The uterine wall was repaired in layers to preserve uterine integrity.
The postoperative period was uneventful. The patient was discharged on the third postoperative day.
At follow-up after three months, the patient reported significant improvement in menstrual bleeding and pelvic discomfort. Hemoglobin levels improved to 12.1 g/dL.
Ultrasound performed during follow-up demonstrated a normal postoperative uterine contour with no residual fibroids.
Uterine fibroids are the most common benign tumors of the female reproductive tract. Their prevalence increases with age during reproductive years and decreases after menopause due to declining hormone levels.
Several factors influence fibroid development, including genetic predisposition, hormonal stimulation, and growth factors. Estrogen and progesterone play a significant role in fibroid growth, which explains why fibroids tend to enlarge during pregnancy and regress after menopause.
Clinical manifestations depend on fibroid size, number, and location. The most common symptoms include heavy menstrual bleeding, pelvic pain, pelvic pressure, infertility, and urinary symptoms due to compression of adjacent organs.
Ultrasonography is considered the first-line imaging modality for diagnosing fibroids due to its accessibility and cost-effectiveness. MRI provides more detailed information regarding fibroid size, location, and degeneration, especially when surgical intervention is being considered.

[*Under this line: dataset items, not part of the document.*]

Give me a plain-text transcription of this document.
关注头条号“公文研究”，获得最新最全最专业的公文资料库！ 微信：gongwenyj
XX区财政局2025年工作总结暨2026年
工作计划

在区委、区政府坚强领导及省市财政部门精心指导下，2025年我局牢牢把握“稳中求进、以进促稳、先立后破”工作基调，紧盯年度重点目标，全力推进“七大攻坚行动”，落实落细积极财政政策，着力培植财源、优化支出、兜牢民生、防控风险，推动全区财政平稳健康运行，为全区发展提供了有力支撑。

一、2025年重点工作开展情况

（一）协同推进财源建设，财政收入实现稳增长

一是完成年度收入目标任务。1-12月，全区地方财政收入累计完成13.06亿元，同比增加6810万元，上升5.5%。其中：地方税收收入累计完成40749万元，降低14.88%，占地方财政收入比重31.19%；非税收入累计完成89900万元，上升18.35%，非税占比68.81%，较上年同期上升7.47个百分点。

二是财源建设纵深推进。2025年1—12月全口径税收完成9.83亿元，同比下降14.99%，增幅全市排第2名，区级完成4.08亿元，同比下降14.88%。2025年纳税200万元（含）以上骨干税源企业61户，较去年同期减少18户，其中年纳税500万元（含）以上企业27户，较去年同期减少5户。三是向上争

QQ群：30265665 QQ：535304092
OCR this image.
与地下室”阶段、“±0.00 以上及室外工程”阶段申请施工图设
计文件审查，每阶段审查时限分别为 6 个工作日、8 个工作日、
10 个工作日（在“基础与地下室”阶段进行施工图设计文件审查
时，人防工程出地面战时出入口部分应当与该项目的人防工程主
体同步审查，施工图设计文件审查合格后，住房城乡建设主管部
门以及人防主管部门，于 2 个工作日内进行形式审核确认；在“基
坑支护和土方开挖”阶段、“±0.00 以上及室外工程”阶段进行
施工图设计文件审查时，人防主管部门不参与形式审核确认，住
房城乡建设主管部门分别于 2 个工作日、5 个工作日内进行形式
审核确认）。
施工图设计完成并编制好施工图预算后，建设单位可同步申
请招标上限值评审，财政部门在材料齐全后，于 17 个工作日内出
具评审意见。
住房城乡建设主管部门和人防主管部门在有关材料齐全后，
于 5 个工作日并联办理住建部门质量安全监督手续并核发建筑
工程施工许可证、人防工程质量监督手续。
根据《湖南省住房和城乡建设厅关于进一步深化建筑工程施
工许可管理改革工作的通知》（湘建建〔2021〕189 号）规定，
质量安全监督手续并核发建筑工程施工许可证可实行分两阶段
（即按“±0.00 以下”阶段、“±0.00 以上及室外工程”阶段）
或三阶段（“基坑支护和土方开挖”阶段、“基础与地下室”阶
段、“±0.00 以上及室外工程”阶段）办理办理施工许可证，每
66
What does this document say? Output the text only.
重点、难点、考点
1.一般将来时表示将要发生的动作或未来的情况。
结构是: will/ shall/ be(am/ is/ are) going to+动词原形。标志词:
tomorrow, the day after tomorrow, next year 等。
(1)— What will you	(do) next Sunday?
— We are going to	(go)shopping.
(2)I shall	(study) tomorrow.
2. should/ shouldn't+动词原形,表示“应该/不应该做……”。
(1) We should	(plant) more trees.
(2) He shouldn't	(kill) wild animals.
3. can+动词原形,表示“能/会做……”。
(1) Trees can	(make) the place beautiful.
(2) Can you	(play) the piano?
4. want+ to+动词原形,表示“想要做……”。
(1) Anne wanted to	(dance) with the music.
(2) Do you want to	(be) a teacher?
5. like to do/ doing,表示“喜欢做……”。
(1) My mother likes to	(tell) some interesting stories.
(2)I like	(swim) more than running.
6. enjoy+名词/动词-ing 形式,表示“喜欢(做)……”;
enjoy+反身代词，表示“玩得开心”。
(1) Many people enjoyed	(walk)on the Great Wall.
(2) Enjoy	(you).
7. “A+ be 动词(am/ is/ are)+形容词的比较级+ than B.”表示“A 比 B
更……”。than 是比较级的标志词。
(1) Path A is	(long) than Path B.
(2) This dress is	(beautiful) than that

Treatment options vary from conservative medical management to surgical procedures. Medical therapies include hormonal contraceptives, gonadotropin-releasing hormone (GnRH) agonists, and antifibrinolytic agents. Surgical options include myomectomy, hysterectomy, and minimally invasive procedures such as uterine artery embolization.
For women desiring future fertility, myomectomy remains the preferred surgical treatment.

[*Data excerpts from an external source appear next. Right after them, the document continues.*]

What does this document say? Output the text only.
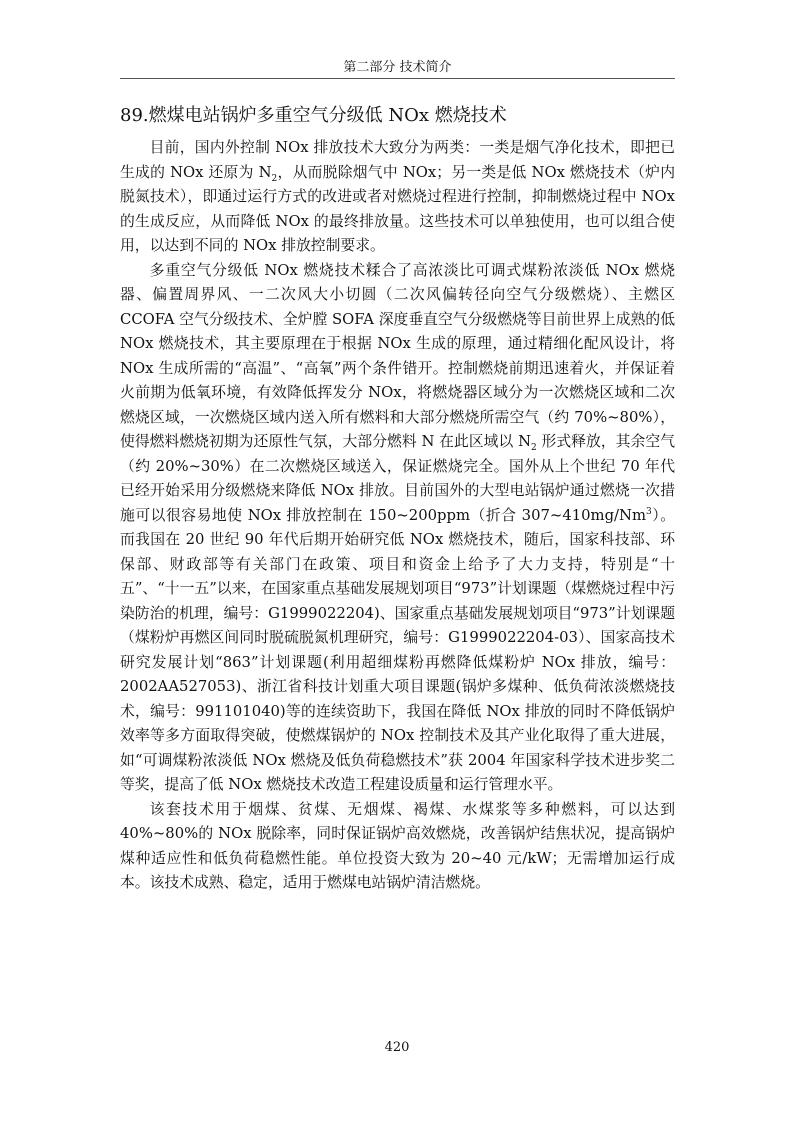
第二部分 技术简介
89.燃煤电站锅炉多重空气分级低 NOx 燃烧技术

目前，国内外控制 NOx 排放技术大致分为两类：一类是烟气净化技术，即把已生成的 NOx 还原为 $N_2$，从而脱除烟气中 NOx；另一类是低 NOx 燃烧技术（炉内脱氮技术），即通过运行方式的改进或者对燃烧过程进行控制，抑制燃烧过程中 NOx 的生成反应，从而降低 NOx 的最终排放量。这些技术可以单独使用，也可以组合使用，以达到不同的 NOx 排放控制要求。

多重空气分级低 NOx 燃烧技术糅合了高浓淡比可调式煤粉浓淡低 NOx 燃烧器、偏置周界风、一二次风大小切圆（二次风偏转径向空气分级燃烧）、主燃区 CCOFA 空气分级技术、全炉膛 SOFA 深度垂直空气分级燃烧等目前世界上成熟的低 NOx 燃烧技术，其主要原理在于根据 NOx 生成的原理，通过精细化配风设计，将 NOx 生成所需的“高温”、“高氧”两个条件错开。控制燃烧前期迅速着火，并保证着火前期为低氧环境，有效降低挥发分 NOx，将燃烧器区域分为一次燃烧区域和二次燃烧区域，一次燃烧区域内送入所有燃料和大部分燃烧所需空气（约 70%~80%），使得燃料燃烧初期为还原性气氛，大部分燃料 N 在此区域以 $N_2$ 形式释放，其余空气（约 20%~30%）在二次燃烧区域送入，保证燃烧完全。国外从上个世纪 70 年代已经开始采用分级燃烧来降低 NOx 排放。目前国外的大型电站锅炉通过燃烧一次措施可以很容易地使 NOx 排放控制在 150~200ppm（折合 307~410mg/Nm$^3$）。而我国在 20 世纪 90 年代后期开始研究低 NOx 燃烧技术，随后，国家科技部、环保部、财政部等有关部门在政策、项目和资金上给予了大力支持，特别是“十五”、“十一五”以来，在国家重点基础发展规划项目“973”计划课题（煤燃烧过程中污染防治的机理，编号：G1999022204)、国家重点基础发展规划项目“973”计划课题（煤粉炉再燃区间同时脱硫脱氮机理研究，编号：G1999022204-03）、国家高技术研究发展计划“863”计划课题(利用超细煤粉再燃降低煤粉炉 NOx 排放，编号：2002AA527053)、浙江省科技计划重大项目课题(锅炉多煤种、低负荷浓淡燃烧技术，编号：991101040)等的连续资助下，我国在降低 NOx 排放的同时不降低锅炉效率等多方面取得突破，使燃煤锅炉的 NOx 控制技术及其产业化取得了重大进展，如“可调煤粉浓淡低 NOx 燃烧及低负荷稳燃技术”获 2004 年国家科学技术进步奖二等奖，提高了低 NOx 燃烧技术改造工程建设质量和运行管理水平。

该套技术用于烟煤、贫煤、无烟煤、褐煤、水煤浆等多种燃料，可以达到 40%~80%的 NOx 脱除率，同时保证锅炉高效燃烧，改善锅炉结焦状况，提高锅炉煤种适应性和低负荷稳燃性能。单位投资大致为 20~40 元/kW；无需增加运行成本。该技术成熟、稳定，适用于燃煤电站锅炉清洁燃烧。

420
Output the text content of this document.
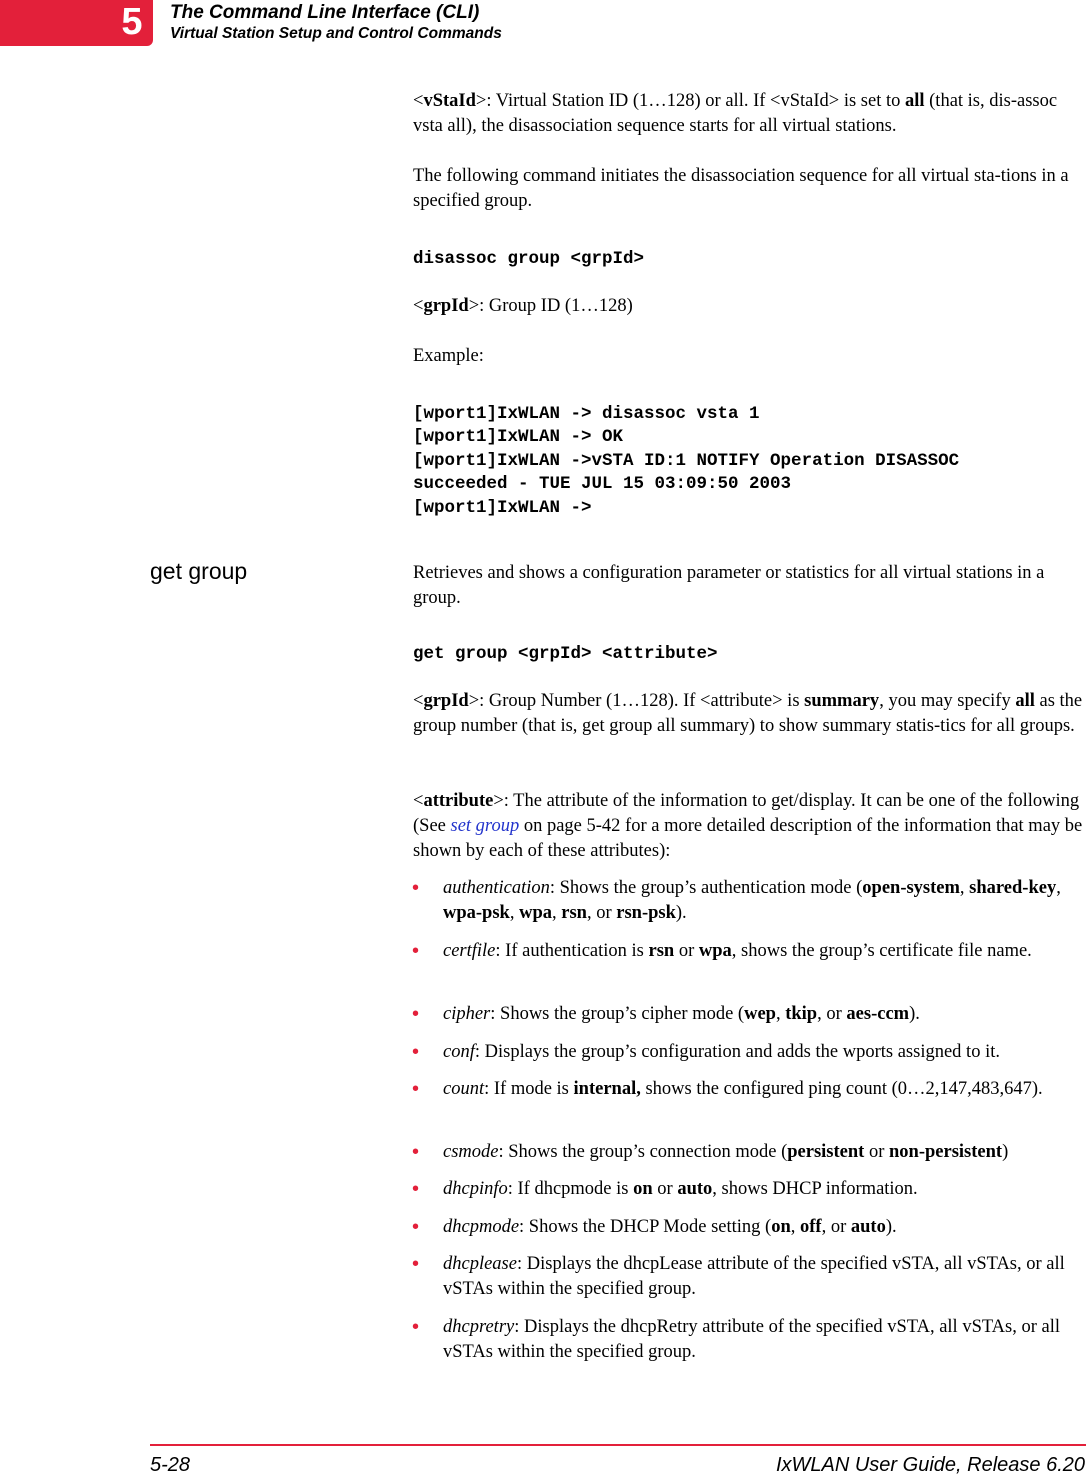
5	The Command Line Interface (CLI)
Virtual Station Setup and Control Commands
<vStaId>: Virtual Station ID (1…128) or all. If <vStaId> is set to all (that is, dis-assoc vsta all), the disassociation sequence starts for all virtual stations.
The following command initiates the disassociation sequence for all virtual sta-tions in a specified group.
disassoc group <grpId>
<grpId>: Group ID (1…128)
Example:
[wport1]IxWLAN -> disassoc vsta 1
[wport1]IxWLAN -> OK
[wport1]IxWLAN ->vSTA ID:1 NOTIFY Operation DISASSOC
succeeded - TUE JUL 15 03:09:50 2003
[wport1]IxWLAN ->
get group	Retrieves and shows a configuration parameter or statistics for all virtual stations in a group.
get group <grpId> <attribute>
<grpId>: Group Number (1…128). If <attribute> is summary, you may specify all as the group number (that is, get group all summary) to show summary statis-tics for all groups.
<attribute>: The attribute of the information to get/display. It can be one of the following (See set group on page 5-42 for a more detailed description of the information that may be shown by each of these attributes):
• authentication: Shows the group’s authentication mode (open-system, shared-key, wpa-psk, wpa, rsn, or rsn-psk).
• certfile: If authentication is rsn or wpa, shows the group’s certificate file name.
• cipher: Shows the group’s cipher mode (wep, tkip, or aes-ccm).
• conf: Displays the group’s configuration and adds the wports assigned to it.
• count: If mode is internal, shows the configured ping count (0…2,147,483,647).
• csmode: Shows the group’s connection mode (persistent or non-persistent)
• dhcpinfo: If dhcpmode is on or auto, shows DHCP information.
• dhcpmode: Shows the DHCP Mode setting (on, off, or auto).
• dhcplease: Displays the dhcpLease attribute of the specified vSTA, all vSTAs, or all vSTAs within the specified group.
• dhcpretry: Displays the dhcpRetry attribute of the specified vSTA, all vSTAs, or all vSTAs within the specified group.
5-28	IxWLAN User Guide, Release 6.20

Fibroid uterus is a common gynecological condition that can significantly affect a woman’s quality of life due to symptoms such as heavy menstrual bleeding and pelvic discomfort. Early recognition through clinical examination and imaging studies is important for appropriate management. Treatment should be individualized based on symptom severity, fibroid characteristics, and reproductive goals. With timely diagnosis and appropriate intervention, most patients experience significant symptom relief and favorable outcomes.